Ling Yan vio que aquellos ojos, que siempre habían estado llenos de orgullo y confianza, ahora solo mostraban abatimiento y lucha.

"Ayan—"

El tono casi suplicante en la voz de Gu Zhong despertó en ella un impulso de ignorarlo todo y escapar del reino de los dioses.

Pero una vez que la pasión se desvaneció, tuvo que enfrentarse a una cuestión más práctica: ¿podía realmente abandonar el reino divino sin remordimientos?

Como una perla divina que descendió a la tierra, fue venerada por los dioses y disfrutó de los manjares y la artesanía más exquisitas de los Nueve Cielos. Sin importar sus circunstancias actuales, el Dios Emperador y el Joven Señor la aman profundamente.

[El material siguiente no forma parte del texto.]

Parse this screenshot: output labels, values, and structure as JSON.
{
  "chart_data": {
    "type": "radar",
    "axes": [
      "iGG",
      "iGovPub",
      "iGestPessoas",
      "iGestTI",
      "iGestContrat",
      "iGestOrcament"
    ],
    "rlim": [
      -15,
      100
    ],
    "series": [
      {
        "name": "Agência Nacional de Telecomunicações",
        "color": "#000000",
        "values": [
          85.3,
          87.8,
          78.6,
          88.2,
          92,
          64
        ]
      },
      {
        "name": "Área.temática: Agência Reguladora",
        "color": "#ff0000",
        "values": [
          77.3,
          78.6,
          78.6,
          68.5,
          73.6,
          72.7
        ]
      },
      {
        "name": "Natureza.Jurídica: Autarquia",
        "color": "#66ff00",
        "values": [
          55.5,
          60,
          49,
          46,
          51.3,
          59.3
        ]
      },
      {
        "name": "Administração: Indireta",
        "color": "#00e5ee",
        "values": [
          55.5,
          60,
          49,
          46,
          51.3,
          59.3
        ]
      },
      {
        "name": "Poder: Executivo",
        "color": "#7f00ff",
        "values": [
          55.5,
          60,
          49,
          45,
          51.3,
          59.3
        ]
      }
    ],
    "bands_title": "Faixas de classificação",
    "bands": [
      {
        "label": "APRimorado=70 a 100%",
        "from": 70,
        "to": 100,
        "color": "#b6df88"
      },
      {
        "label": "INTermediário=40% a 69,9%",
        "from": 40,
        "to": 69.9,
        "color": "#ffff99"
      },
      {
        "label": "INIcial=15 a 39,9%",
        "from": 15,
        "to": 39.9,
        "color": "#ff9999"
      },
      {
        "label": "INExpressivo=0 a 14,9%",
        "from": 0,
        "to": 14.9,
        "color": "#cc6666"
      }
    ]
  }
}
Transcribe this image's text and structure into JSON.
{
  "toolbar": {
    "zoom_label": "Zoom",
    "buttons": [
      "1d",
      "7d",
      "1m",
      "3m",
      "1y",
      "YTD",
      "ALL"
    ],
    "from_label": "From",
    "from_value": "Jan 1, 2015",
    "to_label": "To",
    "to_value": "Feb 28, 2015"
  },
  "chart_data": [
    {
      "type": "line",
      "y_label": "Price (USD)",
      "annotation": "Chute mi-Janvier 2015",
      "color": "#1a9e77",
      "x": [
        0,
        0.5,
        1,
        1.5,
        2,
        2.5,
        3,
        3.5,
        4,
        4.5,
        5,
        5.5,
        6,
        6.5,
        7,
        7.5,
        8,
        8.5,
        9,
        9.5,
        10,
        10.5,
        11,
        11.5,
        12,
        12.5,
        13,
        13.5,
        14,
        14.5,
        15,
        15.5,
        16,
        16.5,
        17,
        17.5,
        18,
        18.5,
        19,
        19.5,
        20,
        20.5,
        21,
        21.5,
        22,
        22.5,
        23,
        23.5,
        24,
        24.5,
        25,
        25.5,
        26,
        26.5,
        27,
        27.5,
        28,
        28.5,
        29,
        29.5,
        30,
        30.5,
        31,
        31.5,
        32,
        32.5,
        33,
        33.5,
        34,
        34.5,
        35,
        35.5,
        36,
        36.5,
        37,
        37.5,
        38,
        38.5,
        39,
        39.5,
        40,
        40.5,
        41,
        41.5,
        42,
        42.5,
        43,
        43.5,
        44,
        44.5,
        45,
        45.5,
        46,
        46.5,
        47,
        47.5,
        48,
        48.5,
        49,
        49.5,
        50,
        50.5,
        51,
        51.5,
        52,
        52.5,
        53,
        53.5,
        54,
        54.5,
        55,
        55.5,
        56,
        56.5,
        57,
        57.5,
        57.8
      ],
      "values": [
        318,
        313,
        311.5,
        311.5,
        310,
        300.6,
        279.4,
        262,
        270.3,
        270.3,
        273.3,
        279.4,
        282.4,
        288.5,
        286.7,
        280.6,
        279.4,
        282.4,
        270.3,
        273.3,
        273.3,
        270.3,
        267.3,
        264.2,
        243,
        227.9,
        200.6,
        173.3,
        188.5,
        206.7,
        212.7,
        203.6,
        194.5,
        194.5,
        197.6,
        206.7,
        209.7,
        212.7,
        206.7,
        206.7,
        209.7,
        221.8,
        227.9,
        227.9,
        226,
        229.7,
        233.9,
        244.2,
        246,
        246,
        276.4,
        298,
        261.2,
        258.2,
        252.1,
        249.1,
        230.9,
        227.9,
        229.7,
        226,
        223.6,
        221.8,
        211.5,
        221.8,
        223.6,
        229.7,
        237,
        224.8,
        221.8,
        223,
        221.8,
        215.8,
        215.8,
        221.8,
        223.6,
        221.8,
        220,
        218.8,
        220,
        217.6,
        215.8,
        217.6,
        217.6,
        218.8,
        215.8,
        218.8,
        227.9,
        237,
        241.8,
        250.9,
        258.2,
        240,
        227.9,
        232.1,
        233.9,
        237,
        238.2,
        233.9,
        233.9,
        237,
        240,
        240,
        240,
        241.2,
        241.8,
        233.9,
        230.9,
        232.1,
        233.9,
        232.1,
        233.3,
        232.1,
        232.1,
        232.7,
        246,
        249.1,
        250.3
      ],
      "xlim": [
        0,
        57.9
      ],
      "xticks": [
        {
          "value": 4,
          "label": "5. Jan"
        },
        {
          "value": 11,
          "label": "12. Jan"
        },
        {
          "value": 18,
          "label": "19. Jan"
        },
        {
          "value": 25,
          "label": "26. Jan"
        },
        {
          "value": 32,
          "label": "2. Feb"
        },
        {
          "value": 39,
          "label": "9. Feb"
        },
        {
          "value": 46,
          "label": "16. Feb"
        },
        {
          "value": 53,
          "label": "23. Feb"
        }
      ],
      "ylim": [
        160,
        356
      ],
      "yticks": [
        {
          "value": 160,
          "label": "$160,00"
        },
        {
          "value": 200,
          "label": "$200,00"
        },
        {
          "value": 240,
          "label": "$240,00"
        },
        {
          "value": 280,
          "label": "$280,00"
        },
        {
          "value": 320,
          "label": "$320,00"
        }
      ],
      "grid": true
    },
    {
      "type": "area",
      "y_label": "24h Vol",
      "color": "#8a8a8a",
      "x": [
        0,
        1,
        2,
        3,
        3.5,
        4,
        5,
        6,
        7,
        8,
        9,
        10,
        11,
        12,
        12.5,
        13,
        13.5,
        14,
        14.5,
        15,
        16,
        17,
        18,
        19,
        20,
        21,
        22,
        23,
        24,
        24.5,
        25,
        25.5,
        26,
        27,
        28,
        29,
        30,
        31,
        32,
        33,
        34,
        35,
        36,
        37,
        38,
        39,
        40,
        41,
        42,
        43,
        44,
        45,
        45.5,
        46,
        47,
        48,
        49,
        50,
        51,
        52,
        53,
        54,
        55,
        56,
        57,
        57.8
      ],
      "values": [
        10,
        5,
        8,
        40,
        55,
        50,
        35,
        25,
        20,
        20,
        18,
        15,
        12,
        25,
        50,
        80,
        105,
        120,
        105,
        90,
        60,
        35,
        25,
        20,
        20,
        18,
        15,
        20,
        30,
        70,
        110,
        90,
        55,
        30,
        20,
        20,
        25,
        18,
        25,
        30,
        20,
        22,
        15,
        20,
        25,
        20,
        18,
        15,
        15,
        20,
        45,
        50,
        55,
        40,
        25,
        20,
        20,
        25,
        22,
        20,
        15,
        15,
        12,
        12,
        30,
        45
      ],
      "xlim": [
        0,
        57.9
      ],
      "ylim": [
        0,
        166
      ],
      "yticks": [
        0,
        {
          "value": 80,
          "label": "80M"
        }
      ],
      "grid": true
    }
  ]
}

"Señor Lingyan, si simplemente se marcha, mi Reino Demoníaco retirará sus tropas, sin importar cuánto caos causen ustedes, los Reinos Divino y Demoníaco. ¿Lo ha pensado bien?"

La amenaza del Emperador Demonio llegó una vez más, añadiendo otro peso a la balanza que ya se tambaleaba en el corazón de Ling Yan.

Su mirada se posó en las vigas talladas y los cabrios pintados, ahora rotos y maltrechos por los feroces combates; el Palacio Wuji había quedado devastado por esta repentina convulsión.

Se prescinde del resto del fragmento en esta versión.